Realitas dihadirkan Aslan dalam sajak-sajaknya yang erotisme atau lebih tepat disebut erotisme sosial. Apakah Aslan terperangkap dalam sastra pornografi? Kekuatan kata yang menjadikan tubuh sebagai media menjadika Aslan bebas menelanjangi realitas di sekelilingnya. Tidak berbeda dengan para penyair tertentu yang lebih suka menjadikan benda alam sebagai latar. Tapi aslan berhasil dalam hal ini. Entahlah jika memang benar Aslan Abidin termasuk dalam kategori penyair selangkang.
Aslan lahir di kota kalong, Soppeng Sulawesi Selatan, 31 Mei i972. Menuntaskan kuliah di Fakultas Sastra jurusan Sastra Indonesia di Universitas Hasanuddin Makassar tahun 1997. Sajak-sajaknya mengalir di Horison, Basis, Jurnal Puisi, Kompas, Republika, Media Indonesia, Bernas, dan beberapa harian di Makassar. Dibukukan antara lain dalam Mimbar Penyair Abad 21 (1996) Antolog Puisi Indonesia (1997), Sastrawan Angkatan 2000, Kitab Puisi Horison Sastra Indonesia (2002), Puisi Tak Pernah Pergi (2003), dan Tak Ada Yang Mencintaimu Setulus Kematian (2004). Membaca puisi di TIM Jakarta dalam Mimbar Penyair Abad 21 (1996), Pembacaan Sajak Penyair Delapan Kota (1998), dan Cakrawala Sastra Indonesia (2004).
Mengikuti Program Penulisan Majelis Sastra Asia Tenggara (Mastera) Puisi tahun 2002 di Cisarua, Jawa Barat. Mengikuti Ubud Writer and Readers Festiva.tahun 2004 di Bali. Memenangkan beberapa lomba penulisan sajak, antara lain LCPI Tasikmalaya 1999, Art and Peace Bali 1999, dan LCPI Post 2003. Aktif bekerja sebagai wartawan di Makassar. Pernah mengetuai Masyarakat Sastra Tamalanrea (MST) dan lain-lain.

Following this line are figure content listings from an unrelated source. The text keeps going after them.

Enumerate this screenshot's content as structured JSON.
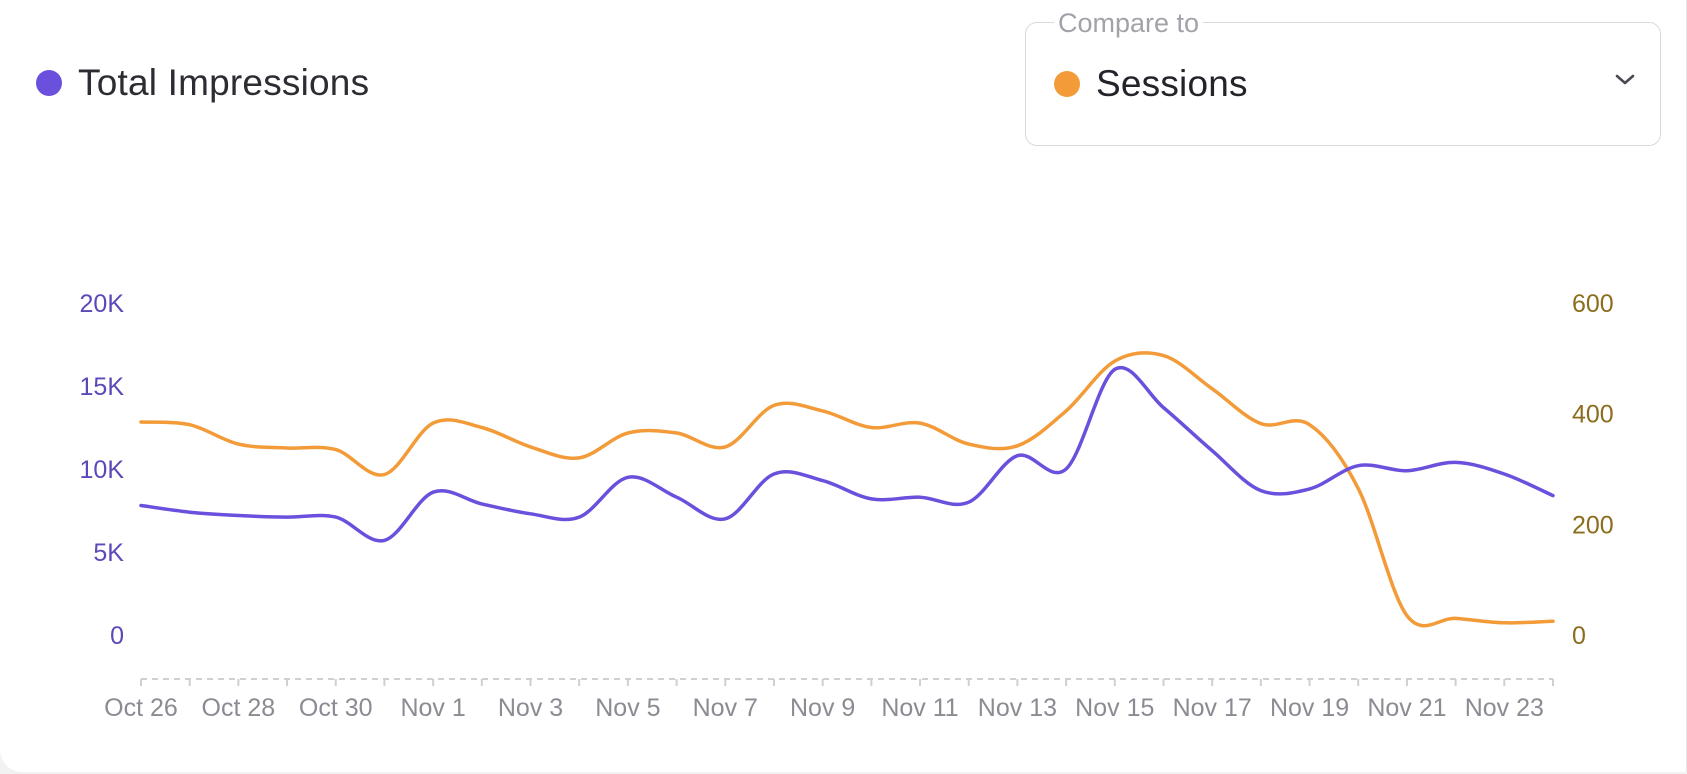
{
  "legend": {
    "label": "Total Impressions",
    "color": "#6a50dd",
    "icon": "circle-dot-icon"
  },
  "compare": {
    "legend_label": "Compare to",
    "selected": "Sessions",
    "color": "#f29b38",
    "icon": "chevron-down-icon"
  },
  "chart_data": {
    "type": "line",
    "x": [
      "Oct 26",
      "Oct 27",
      "Oct 28",
      "Oct 29",
      "Oct 30",
      "Oct 31",
      "Nov 1",
      "Nov 2",
      "Nov 3",
      "Nov 4",
      "Nov 5",
      "Nov 6",
      "Nov 7",
      "Nov 8",
      "Nov 9",
      "Nov 10",
      "Nov 11",
      "Nov 12",
      "Nov 13",
      "Nov 14",
      "Nov 15",
      "Nov 16",
      "Nov 17",
      "Nov 18",
      "Nov 19",
      "Nov 20",
      "Nov 21",
      "Nov 22",
      "Nov 23",
      "Nov 24"
    ],
    "xtick_labels": [
      "Oct 26",
      "Oct 28",
      "Oct 30",
      "Nov 1",
      "Nov 3",
      "Nov 5",
      "Nov 7",
      "Nov 9",
      "Nov 11",
      "Nov 13",
      "Nov 15",
      "Nov 17",
      "Nov 19",
      "Nov 21",
      "Nov 23"
    ],
    "series": [
      {
        "name": "Total Impressions",
        "axis": "left",
        "color": "#6a50dd",
        "values": [
          7800,
          7400,
          7200,
          7100,
          7100,
          5700,
          8600,
          7900,
          7300,
          7100,
          9500,
          8300,
          7000,
          9700,
          9300,
          8200,
          8300,
          8000,
          10800,
          10000,
          16000,
          13700,
          11100,
          8700,
          8800,
          10200,
          9900,
          10400,
          9700,
          8400
        ]
      },
      {
        "name": "Sessions",
        "axis": "right",
        "color": "#f29b38",
        "values": [
          385,
          380,
          345,
          338,
          335,
          290,
          383,
          375,
          340,
          320,
          365,
          365,
          340,
          415,
          405,
          375,
          383,
          345,
          342,
          405,
          495,
          505,
          445,
          382,
          380,
          265,
          35,
          30,
          22,
          25
        ]
      }
    ],
    "y_left": {
      "ticks": [
        "0",
        "5K",
        "10K",
        "15K",
        "20K"
      ],
      "tick_values": [
        0,
        5000,
        10000,
        15000,
        20000
      ],
      "range": [
        0,
        20000
      ],
      "color": "#5a4ab8"
    },
    "y_right": {
      "ticks": [
        "0",
        "200",
        "400",
        "600"
      ],
      "tick_values": [
        0,
        200,
        400,
        600
      ],
      "range": [
        0,
        600
      ],
      "color": "#8c6d1e"
    },
    "grid": false
  }
}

Penyair yang masuk dalam angkatan abad 21 ini memiliki karakter karya yang khas di antara penyair-penyair Sulawesi-Selatan. Kekhasan itu muncul pada sajak-sajaknya yang kerap kali menggunakan ‘tubuh’ sebagai latar. Lihat saja salah satu puisinya:
Polispermigate
perempuan jalang bertubuh pualam
pada simpang jalan itu menyimpan
bejana di tubuhnya. ia menjadi tempat minum
para lelaki pejabat yang datang
menghabiskan uang hasil rampokan
perempuan jalang di simpang jalan,
entah mengapa aku suka mengkhayalkan
diriku tersesat di kamarmu.
dan sebagai bentara para penjahat,
kau kisahkan padaku seluruh
riwayat dari negeri subur para perarmpok “aku seperti nawang wulan dan
mereka adalah beruang yang rakus mengisap
madu tubuhku. mereka takut aku
menemukan baju dan segera
menguap ke udara.” tapi nawang wulan, aku juga
suka membayangkan kau membuka
celana untukku. dan mungkin aku
akan terkesiap menatap kemaluanmu yang mangap seperti polisi yang siap menerima suap.
Sebuah puisi yang erotis tapi begitu rapi dalam penyampaian realitas sosial. Sebagaimana rambutnya yang pernah dibiarkan tumbuh panjang lurus tapi selalu diikat rapi. Penulis masih sering mengingat itu saat melihatnya terakhir kali pada sekitar tahun 1997 di kampus merah Unhas Makassar.